This is one of the key findings of the recent 2013 Old Mutual Savings and Investment Monitor, which surveys the savings and investment behaviour of working metropolitan households.
Vikash Maharaj, Regional General Manager, Personal Financial Advice, KwaZulu-Natal Region at Old Mutual, says; "The latest findings show that South Africans are increasingly budget conscious and adjusting their spending patterns accordingly. The number of respondents cutting back on expenses has nearly doubled in the last two years, rising to 72% in 2013 from 38% in July 2011."
Of major concern, says Berelowitz, is that the percentage of respondents making use of education policies has decreased dramatically in just a year from 31% in 2012 to 19% in 2013.
Furthermore, he says the percentage of parents with dependent children who are saving for their children's education has decreased each year for the last four years - from 55% of respondents in 2010 to 40% in 2013. "The 2013 result also marks a significant drop from 2012, when approximately 50% of the respondents with dependent children indicated that they were saving for their children's education."

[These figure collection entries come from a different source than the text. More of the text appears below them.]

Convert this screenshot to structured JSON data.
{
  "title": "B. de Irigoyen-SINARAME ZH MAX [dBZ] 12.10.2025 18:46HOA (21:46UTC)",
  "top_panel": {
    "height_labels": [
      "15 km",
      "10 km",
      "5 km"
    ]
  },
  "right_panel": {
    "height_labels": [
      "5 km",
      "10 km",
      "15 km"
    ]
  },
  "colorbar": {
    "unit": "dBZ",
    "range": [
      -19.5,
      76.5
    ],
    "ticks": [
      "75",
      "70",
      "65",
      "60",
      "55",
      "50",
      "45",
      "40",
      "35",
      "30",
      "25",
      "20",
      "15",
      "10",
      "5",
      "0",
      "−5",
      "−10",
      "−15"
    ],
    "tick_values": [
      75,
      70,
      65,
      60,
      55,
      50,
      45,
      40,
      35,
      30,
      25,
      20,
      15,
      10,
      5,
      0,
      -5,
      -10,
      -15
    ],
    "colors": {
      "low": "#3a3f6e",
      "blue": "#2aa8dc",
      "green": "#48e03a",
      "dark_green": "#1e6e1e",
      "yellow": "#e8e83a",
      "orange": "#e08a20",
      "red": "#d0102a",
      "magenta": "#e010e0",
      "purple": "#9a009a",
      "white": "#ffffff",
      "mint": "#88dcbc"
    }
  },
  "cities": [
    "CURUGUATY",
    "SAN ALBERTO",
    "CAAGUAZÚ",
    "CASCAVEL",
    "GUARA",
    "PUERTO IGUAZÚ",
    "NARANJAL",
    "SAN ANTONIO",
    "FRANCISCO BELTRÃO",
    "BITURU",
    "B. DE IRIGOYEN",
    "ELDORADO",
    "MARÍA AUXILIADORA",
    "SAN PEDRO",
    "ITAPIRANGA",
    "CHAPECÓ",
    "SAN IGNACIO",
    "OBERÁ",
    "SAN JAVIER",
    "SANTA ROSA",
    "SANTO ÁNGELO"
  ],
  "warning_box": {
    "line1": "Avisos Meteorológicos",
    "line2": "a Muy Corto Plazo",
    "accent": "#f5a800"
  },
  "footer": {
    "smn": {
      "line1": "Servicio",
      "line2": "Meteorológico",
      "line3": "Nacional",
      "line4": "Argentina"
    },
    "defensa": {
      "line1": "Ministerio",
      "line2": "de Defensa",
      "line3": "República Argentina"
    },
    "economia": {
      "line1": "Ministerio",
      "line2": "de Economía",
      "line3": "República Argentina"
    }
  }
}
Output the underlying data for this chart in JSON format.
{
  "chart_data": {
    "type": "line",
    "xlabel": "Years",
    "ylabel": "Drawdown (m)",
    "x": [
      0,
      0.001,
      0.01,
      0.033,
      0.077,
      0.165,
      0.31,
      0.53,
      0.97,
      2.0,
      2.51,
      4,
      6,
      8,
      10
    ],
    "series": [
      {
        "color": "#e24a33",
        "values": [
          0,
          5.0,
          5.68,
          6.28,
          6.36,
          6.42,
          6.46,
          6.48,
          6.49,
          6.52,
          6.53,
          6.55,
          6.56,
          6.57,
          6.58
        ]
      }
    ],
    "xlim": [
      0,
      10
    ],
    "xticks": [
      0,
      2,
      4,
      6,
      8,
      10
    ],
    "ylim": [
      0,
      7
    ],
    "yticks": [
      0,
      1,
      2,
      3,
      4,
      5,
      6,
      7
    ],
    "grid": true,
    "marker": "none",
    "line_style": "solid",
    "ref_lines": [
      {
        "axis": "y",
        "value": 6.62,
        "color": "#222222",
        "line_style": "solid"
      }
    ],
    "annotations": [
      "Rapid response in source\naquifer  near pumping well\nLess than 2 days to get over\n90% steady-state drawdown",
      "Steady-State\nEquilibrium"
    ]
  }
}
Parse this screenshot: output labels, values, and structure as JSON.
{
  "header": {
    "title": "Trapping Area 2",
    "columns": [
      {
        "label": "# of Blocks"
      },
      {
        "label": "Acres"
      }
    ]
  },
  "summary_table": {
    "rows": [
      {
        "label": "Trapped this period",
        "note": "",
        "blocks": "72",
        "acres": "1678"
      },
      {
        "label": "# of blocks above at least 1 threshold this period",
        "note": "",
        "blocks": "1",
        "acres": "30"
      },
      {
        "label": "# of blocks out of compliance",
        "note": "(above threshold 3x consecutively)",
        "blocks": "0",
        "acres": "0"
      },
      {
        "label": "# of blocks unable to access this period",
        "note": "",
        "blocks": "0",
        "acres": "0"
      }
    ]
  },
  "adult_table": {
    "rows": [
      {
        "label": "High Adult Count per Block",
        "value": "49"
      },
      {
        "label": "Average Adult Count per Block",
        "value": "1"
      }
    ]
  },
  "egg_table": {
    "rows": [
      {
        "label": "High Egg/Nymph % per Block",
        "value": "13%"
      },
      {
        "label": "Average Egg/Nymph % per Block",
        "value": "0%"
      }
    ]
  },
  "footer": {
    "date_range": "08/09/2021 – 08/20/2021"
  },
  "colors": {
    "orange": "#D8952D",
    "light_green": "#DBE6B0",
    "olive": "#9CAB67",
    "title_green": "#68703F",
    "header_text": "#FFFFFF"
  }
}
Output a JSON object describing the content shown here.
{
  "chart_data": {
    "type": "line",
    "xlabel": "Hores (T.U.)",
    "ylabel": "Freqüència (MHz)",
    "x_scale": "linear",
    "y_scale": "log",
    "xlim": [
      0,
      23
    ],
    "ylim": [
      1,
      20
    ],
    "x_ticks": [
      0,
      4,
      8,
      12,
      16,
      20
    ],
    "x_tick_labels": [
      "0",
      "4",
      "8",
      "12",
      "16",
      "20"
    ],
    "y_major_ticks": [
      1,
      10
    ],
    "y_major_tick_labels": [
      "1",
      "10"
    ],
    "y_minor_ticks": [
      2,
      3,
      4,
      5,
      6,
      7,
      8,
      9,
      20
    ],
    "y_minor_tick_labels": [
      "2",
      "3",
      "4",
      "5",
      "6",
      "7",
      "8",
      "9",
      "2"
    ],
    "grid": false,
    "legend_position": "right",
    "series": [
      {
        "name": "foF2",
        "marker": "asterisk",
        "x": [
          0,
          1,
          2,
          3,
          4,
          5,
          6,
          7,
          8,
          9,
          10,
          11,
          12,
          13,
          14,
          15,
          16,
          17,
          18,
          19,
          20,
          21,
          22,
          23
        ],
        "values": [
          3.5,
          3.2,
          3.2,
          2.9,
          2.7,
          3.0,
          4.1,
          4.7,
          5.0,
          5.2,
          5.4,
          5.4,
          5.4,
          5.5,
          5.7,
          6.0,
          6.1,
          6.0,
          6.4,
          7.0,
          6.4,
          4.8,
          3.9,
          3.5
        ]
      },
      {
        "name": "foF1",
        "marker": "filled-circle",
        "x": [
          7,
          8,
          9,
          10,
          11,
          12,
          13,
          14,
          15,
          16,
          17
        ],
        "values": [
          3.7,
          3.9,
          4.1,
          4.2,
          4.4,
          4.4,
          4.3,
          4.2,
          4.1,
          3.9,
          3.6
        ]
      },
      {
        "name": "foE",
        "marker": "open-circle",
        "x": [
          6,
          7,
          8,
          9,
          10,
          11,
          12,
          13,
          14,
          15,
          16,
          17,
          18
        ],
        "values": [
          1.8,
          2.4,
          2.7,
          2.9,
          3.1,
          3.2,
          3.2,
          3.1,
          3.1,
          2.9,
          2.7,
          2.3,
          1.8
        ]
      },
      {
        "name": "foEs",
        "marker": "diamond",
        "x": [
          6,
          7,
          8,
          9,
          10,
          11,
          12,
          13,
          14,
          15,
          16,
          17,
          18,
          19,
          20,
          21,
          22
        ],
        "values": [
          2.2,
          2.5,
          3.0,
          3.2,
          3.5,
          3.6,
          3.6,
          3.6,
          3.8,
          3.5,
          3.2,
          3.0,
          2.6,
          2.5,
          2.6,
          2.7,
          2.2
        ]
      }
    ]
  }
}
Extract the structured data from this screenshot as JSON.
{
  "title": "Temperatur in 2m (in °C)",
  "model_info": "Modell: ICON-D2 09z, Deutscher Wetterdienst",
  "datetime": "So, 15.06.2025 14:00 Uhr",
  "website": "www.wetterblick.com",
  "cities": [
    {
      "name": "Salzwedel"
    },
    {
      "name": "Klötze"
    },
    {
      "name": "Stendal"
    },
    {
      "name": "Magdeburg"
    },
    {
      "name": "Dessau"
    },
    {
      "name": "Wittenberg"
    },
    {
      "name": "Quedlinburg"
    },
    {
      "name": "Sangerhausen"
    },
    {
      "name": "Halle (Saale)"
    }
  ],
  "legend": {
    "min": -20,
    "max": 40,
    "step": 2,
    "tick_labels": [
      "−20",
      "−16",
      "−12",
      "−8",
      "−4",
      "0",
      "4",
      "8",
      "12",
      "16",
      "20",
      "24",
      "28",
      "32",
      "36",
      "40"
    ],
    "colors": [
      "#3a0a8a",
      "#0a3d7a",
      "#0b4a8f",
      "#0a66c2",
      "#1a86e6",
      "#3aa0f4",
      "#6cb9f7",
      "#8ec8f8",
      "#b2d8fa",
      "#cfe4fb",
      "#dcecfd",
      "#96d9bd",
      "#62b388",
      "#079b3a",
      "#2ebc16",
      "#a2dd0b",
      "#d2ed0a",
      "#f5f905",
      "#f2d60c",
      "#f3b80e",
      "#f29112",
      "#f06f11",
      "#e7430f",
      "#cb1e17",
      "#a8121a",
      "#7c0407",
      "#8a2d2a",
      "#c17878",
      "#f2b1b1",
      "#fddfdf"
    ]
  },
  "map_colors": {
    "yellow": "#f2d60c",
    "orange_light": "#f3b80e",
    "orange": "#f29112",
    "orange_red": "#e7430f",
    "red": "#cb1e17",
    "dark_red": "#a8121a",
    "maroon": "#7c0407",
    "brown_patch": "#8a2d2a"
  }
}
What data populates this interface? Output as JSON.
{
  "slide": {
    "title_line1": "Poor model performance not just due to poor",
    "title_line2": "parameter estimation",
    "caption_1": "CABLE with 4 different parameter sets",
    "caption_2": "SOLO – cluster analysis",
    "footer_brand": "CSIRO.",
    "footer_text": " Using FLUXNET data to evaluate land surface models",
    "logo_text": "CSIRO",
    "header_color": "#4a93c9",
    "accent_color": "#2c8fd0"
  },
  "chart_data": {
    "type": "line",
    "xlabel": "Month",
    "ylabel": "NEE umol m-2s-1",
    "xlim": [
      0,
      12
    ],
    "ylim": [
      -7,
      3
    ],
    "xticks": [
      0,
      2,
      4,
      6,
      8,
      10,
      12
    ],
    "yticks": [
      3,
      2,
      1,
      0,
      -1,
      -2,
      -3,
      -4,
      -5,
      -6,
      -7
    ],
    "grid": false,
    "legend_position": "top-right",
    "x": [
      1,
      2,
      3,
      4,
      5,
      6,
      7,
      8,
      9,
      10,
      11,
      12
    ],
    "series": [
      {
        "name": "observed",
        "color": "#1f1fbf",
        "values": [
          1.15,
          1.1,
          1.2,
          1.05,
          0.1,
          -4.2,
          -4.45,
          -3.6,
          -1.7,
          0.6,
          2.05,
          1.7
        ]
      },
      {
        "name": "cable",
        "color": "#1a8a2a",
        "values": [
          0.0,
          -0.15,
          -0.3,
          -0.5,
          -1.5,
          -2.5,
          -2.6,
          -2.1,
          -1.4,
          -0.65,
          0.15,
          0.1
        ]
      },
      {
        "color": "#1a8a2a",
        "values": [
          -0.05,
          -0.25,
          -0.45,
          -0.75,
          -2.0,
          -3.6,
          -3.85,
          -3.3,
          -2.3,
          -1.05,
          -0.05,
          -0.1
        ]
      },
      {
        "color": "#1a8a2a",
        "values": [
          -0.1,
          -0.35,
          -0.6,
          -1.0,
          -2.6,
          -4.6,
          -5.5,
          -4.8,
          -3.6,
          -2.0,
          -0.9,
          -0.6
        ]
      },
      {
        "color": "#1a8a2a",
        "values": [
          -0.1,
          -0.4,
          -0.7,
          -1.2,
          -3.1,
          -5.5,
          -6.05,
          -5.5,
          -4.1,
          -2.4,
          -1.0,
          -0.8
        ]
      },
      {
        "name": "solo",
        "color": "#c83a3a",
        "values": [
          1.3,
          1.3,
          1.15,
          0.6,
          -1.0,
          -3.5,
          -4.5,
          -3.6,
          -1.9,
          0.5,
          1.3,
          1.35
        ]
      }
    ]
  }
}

The survey also found that the drop in the incidents of savings for education was apparent across all income levels. These findings are particularly worrisome when coupled with the fact that 38% of respondents had neither a retirement annuity nor a pension or provident fund in place. Almost 40% of respondents said they would rely on their children to take care of them financially in their old age. This figure is up from 26% in 2010. Among people earning less than R 6 000 per month, this figure is even higher: 51%.
"The longer consumers remain tied to short-term debt and its high interest rates, the longer it will be before they can allocate money to long-term savings that build wealth," says Berelowitz.
Interestingly, confidence levels in South African financial institutions remain high and are in fact the highest recorded to date. However, Nicholson points out that overall optimism levels are the lowest measured so far, with only 55% saying they're confident in the SA economy, down from 58% in July 2011.